Header image: Previous winners of the EU Literary Award/Dinaane Debut Fiction Award
The Jacana Literary Foundation has announced the shortlist for the 2019/20 Dinaane Debut Fiction Award!
Dinaane aims to promote new southern African fiction that speaks to both a local and international audience. It encourages new writers and new readers by publishing material that would likely otherwise not have been selected—for purely commercial reasons—by local publishers of literature.
For the past fifteen years, first as the European Union Literary Award and now as The Dinaane Debut Fiction Award, this prize has unearthed great new literary talent within South Africa and now within southern African countries. 2019’s winner was The Mourning Bird by Zambian author Mubanga Kalimamukwento.
This year, the judges—Rehana Rossouw, Jennifer Malec and Christopher Thurman—read over sixty manuscripts and discovered a smorgasbord of fresh writing talent and excellent stories. South African writers are gifted with a loud cacophony of events and characters demanding white space on a writer’s page.
In alphabetical order, the following manuscripts have been shortlisted:
- Christopher by Nozuko Siyotula
- Scatterlings by Resoketswe Manenzhe
- Sleeping Naked by Julia Landau
‘The novels shortlisted this year stood out from the rest because of their nuanced portrayals of the development of personhood in a world fixated by difference and disaster.

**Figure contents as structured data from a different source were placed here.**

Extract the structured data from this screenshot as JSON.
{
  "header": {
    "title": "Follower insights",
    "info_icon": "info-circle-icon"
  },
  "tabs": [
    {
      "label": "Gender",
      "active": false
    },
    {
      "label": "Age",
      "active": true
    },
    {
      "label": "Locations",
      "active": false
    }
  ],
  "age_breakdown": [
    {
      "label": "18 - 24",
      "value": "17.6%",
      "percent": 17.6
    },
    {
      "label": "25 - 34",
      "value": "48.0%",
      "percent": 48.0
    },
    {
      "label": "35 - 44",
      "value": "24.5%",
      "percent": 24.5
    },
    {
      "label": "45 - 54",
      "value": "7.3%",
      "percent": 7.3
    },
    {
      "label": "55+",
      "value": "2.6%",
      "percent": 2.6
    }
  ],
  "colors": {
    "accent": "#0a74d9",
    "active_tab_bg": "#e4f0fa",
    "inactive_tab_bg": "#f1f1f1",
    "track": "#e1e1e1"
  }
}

The shortlisted manuscripts have all skilfully shaded in the grey areas between the black and white of existence and difference. There are few villains and heroes in these stories – characters make the best of the hugely difficult challenges created by the writers and often do not live up to the moral expectations of readers.

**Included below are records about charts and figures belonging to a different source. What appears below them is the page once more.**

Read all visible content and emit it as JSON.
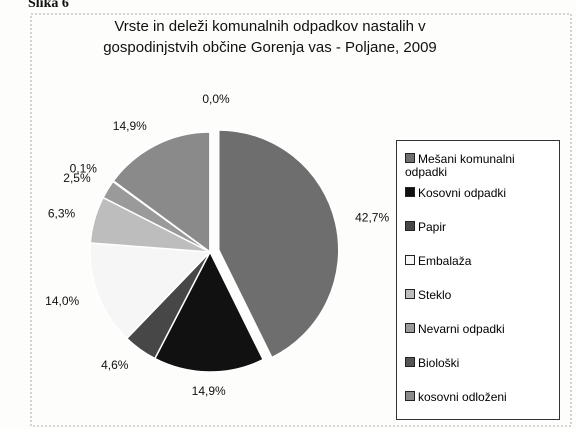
{
  "chart_data": {
    "type": "pie",
    "annotation": "Slika 6",
    "title": "Vrste in deleži komunalnih odpadkov nastalih v gospodinjstvih občine Gorenja vas - Poljane, 2009",
    "categories": [
      "Mešani komunalni odpadki",
      "Kosovni odpadki",
      "Papir",
      "Embalaža",
      "Steklo",
      "Nevarni odpadki",
      "Biološki",
      "kosovni odloženi",
      null
    ],
    "values": [
      42.7,
      14.9,
      4.6,
      14.0,
      6.3,
      2.5,
      0.1,
      14.9,
      0.0
    ],
    "value_labels": [
      "42,7%",
      "14,9%",
      "4,6%",
      "14,0%",
      "6,3%",
      "2,5%",
      "0,1%",
      "14,9%",
      "0,0%"
    ],
    "colors": [
      "#6e6e6e",
      "#111111",
      "#474747",
      "#f6f6f6",
      "#bdbdbd",
      "#9a9a9a",
      "#555555",
      "#8a8a8a",
      "#cccccc"
    ],
    "legend": "right"
  }
}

‘The shortlisted novels are highly intelligent renditions of actual, historical and imagined events that have shaped and disordered humanity at the tip of the continent. All of them deal with love and pain in the most compelling way. Some of them re-examine the past and discover fresh lessons for us all.
‘The shortlisted authors are fresh voices demanding attention. They have all skilfully made new meaning of the scars we bear and the future we imagine. It has been a privilege to read their work and a painful challenge to select a shortlist.’
—Rehana Rossouw
The overall winner, who will be awarded with a prize of R35,000, will be announced at an award ceremony held in Johannesburg during the month of March 2020.
The JLF will also present the Kraak Writing Award, with the winning writer selected from the runners up. The grant is valued at R25,000 and dedicated to the memory of Gerald Kraak. It will offer the recipient mentoring and intensive coaching from an editor or publishing expert, enabling the author to refine and develop their work further.